Colombia, the world’s largest producer of cocaine, broke a new record in 2022 for the production of white powder, as well as coca crops, the UN announced on Monday.
According to a report by the United Nations Office on Drugs and Crime (Undoc), coca leaf cultivation increased by almost 13% in 2022, reaching a record 230,000 hectares.
In 2021, the country had 204,000 hectares of coca plantations, already an increase of 43% compared to 2020.
Although we see a slowdown in growth in 2022, this figure is nevertheless the highest recorded by the UN since it began monitoring cocaine production in 2001.
Drug production also increased significantly in 2022, mainly for the United States and Europe. It went from 1,400 tonnes of cocaine to 1,738 tonnes.
This upward trend has been consolidated since 2014, despite the muscular method favored to fight against drug trafficking.
65% of coca crops are concentrated in the departments of Narino and Putumayo (south), both bordering Ecuador, and in the department of North Santander (north-east), bordering Venezuela.
The rest of the country “presented relatively stable behavior, with an increase of 3% in the area cultivated with coca,” the report said.
Of the 1,122 municipalities in Colombia, coca leaf cultivation is present in 185 of them, adds Undoc.
Nearly half of drug crops (49%) are found in indigenous reserves (10%), forest reserves (15%), in Afro-Colombian regions (19%) or in natural parks (5% ).
Thus, Colombia remains by far the largest grower of coca leaves in the world, ahead of Peru and Bolivia.

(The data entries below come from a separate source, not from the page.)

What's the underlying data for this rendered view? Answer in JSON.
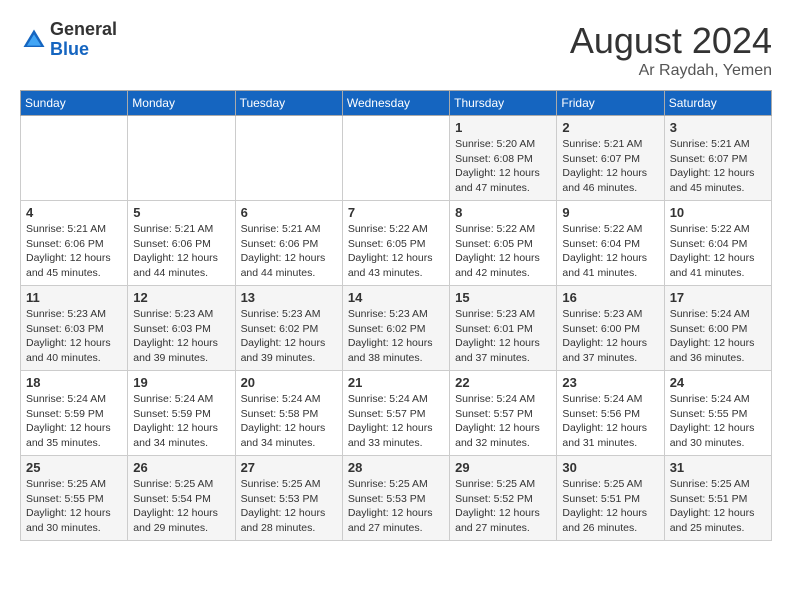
{
  "logo": {
    "general": "General",
    "blue": "Blue"
  },
  "header": {
    "month_year": "August 2024",
    "location": "Ar Raydah, Yemen"
  },
  "days_of_week": [
    "Sunday",
    "Monday",
    "Tuesday",
    "Wednesday",
    "Thursday",
    "Friday",
    "Saturday"
  ],
  "weeks": [
    [
      {
        "day": "",
        "info": ""
      },
      {
        "day": "",
        "info": ""
      },
      {
        "day": "",
        "info": ""
      },
      {
        "day": "",
        "info": ""
      },
      {
        "day": "1",
        "info": "Sunrise: 5:20 AM\nSunset: 6:08 PM\nDaylight: 12 hours\nand 47 minutes."
      },
      {
        "day": "2",
        "info": "Sunrise: 5:21 AM\nSunset: 6:07 PM\nDaylight: 12 hours\nand 46 minutes."
      },
      {
        "day": "3",
        "info": "Sunrise: 5:21 AM\nSunset: 6:07 PM\nDaylight: 12 hours\nand 45 minutes."
      }
    ],
    [
      {
        "day": "4",
        "info": "Sunrise: 5:21 AM\nSunset: 6:06 PM\nDaylight: 12 hours\nand 45 minutes."
      },
      {
        "day": "5",
        "info": "Sunrise: 5:21 AM\nSunset: 6:06 PM\nDaylight: 12 hours\nand 44 minutes."
      },
      {
        "day": "6",
        "info": "Sunrise: 5:21 AM\nSunset: 6:06 PM\nDaylight: 12 hours\nand 44 minutes."
      },
      {
        "day": "7",
        "info": "Sunrise: 5:22 AM\nSunset: 6:05 PM\nDaylight: 12 hours\nand 43 minutes."
      },
      {
        "day": "8",
        "info": "Sunrise: 5:22 AM\nSunset: 6:05 PM\nDaylight: 12 hours\nand 42 minutes."
      },
      {
        "day": "9",
        "info": "Sunrise: 5:22 AM\nSunset: 6:04 PM\nDaylight: 12 hours\nand 41 minutes."
      },
      {
        "day": "10",
        "info": "Sunrise: 5:22 AM\nSunset: 6:04 PM\nDaylight: 12 hours\nand 41 minutes."
      }
    ],
    [
      {
        "day": "11",
        "info": "Sunrise: 5:23 AM\nSunset: 6:03 PM\nDaylight: 12 hours\nand 40 minutes."
      },
      {
        "day": "12",
        "info": "Sunrise: 5:23 AM\nSunset: 6:03 PM\nDaylight: 12 hours\nand 39 minutes."
      },
      {
        "day": "13",
        "info": "Sunrise: 5:23 AM\nSunset: 6:02 PM\nDaylight: 12 hours\nand 39 minutes."
      },
      {
        "day": "14",
        "info": "Sunrise: 5:23 AM\nSunset: 6:02 PM\nDaylight: 12 hours\nand 38 minutes."
      },
      {
        "day": "15",
        "info": "Sunrise: 5:23 AM\nSunset: 6:01 PM\nDaylight: 12 hours\nand 37 minutes."
      },
      {
        "day": "16",
        "info": "Sunrise: 5:23 AM\nSunset: 6:00 PM\nDaylight: 12 hours\nand 37 minutes."
      },
      {
        "day": "17",
        "info": "Sunrise: 5:24 AM\nSunset: 6:00 PM\nDaylight: 12 hours\nand 36 minutes."
      }
    ],
    [
      {
        "day": "18",
        "info": "Sunrise: 5:24 AM\nSunset: 5:59 PM\nDaylight: 12 hours\nand 35 minutes."
      },
      {
        "day": "19",
        "info": "Sunrise: 5:24 AM\nSunset: 5:59 PM\nDaylight: 12 hours\nand 34 minutes."
      },
      {
        "day": "20",
        "info": "Sunrise: 5:24 AM\nSunset: 5:58 PM\nDaylight: 12 hours\nand 34 minutes."
      },
      {
        "day": "21",
        "info": "Sunrise: 5:24 AM\nSunset: 5:57 PM\nDaylight: 12 hours\nand 33 minutes."
      },
      {
        "day": "22",
        "info": "Sunrise: 5:24 AM\nSunset: 5:57 PM\nDaylight: 12 hours\nand 32 minutes."
      },
      {
        "day": "23",
        "info": "Sunrise: 5:24 AM\nSunset: 5:56 PM\nDaylight: 12 hours\nand 31 minutes."
      },
      {
        "day": "24",
        "info": "Sunrise: 5:24 AM\nSunset: 5:55 PM\nDaylight: 12 hours\nand 30 minutes."
      }
    ],
    [
      {
        "day": "25",
        "info": "Sunrise: 5:25 AM\nSunset: 5:55 PM\nDaylight: 12 hours\nand 30 minutes."
      },
      {
        "day": "26",
        "info": "Sunrise: 5:25 AM\nSunset: 5:54 PM\nDaylight: 12 hours\nand 29 minutes."
      },
      {
        "day": "27",
        "info": "Sunrise: 5:25 AM\nSunset: 5:53 PM\nDaylight: 12 hours\nand 28 minutes."
      },
      {
        "day": "28",
        "info": "Sunrise: 5:25 AM\nSunset: 5:53 PM\nDaylight: 12 hours\nand 27 minutes."
      },
      {
        "day": "29",
        "info": "Sunrise: 5:25 AM\nSunset: 5:52 PM\nDaylight: 12 hours\nand 27 minutes."
      },
      {
        "day": "30",
        "info": "Sunrise: 5:25 AM\nSunset: 5:51 PM\nDaylight: 12 hours\nand 26 minutes."
      },
      {
        "day": "31",
        "info": "Sunrise: 5:25 AM\nSunset: 5:51 PM\nDaylight: 12 hours\nand 25 minutes."
      }
    ]
  ]
}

The United States, which historically financed the war on drugs, is the primary consumer of Colombian cocaine.
These new alarming figures, with a trend which is unlikely to be reversed in 2023, are published while left-wing President Gustavo Petro (elected in the summer of 2022) continues to denounce the “failure” of the war on drugs and policies of total repression implemented by his conservative and liberal predecessors.
This weekend, during a Latin American summit in Cali (southwest) devoted to the subject, Mr. Petro repeated the same observation, in unison with his Mexican counterpart Andrés Manuel Lopez Obrador. Colombia and Mexico are “the biggest victims” of this war, said the two heads of state.
“The policy called the war on drugs has failed. It serves no purpose,” said Mr. Petro, stressing that repression only contributes to enriching the mafias and aggravating violence, without attacking the fundamental problems that are consumption in rich countries and poverty in Latin America from which drug traffickers benefit.
During this summit, which brought together representatives of around twenty countries in Latin America and the Caribbean, Mr. Lopez Obrador also called for “addressing the causes” for which young people join drug trafficking cartels, such as unemployment, low pay and poor access to education.
In the wake of this observation, Colombia is preparing to adopt in the coming days a new policy against drug trafficking, aimed at both dismantling and reducing the influence of criminal organizations, with the maximum number of seizures. And to “at the same time stimulate the transformation of territories by promoting legal and alternative economies in favor of the weakest part of the production chain”, namely small farmers.
This policy was developed in consultation with “2,700 social leaders and 274 community organizations affected by this scourge”, who will thus be “for the first time the protagonists of a state policy”, according to the government.
“We give priority to the fight against the big players (in drug trafficking) and not against the poor peasants, whose only means of subsistence is the cultivation of coca, since the State has not given them the possibility of surviving in growing legal products,” explained Colombian Defense Minister Ivan Velasquez.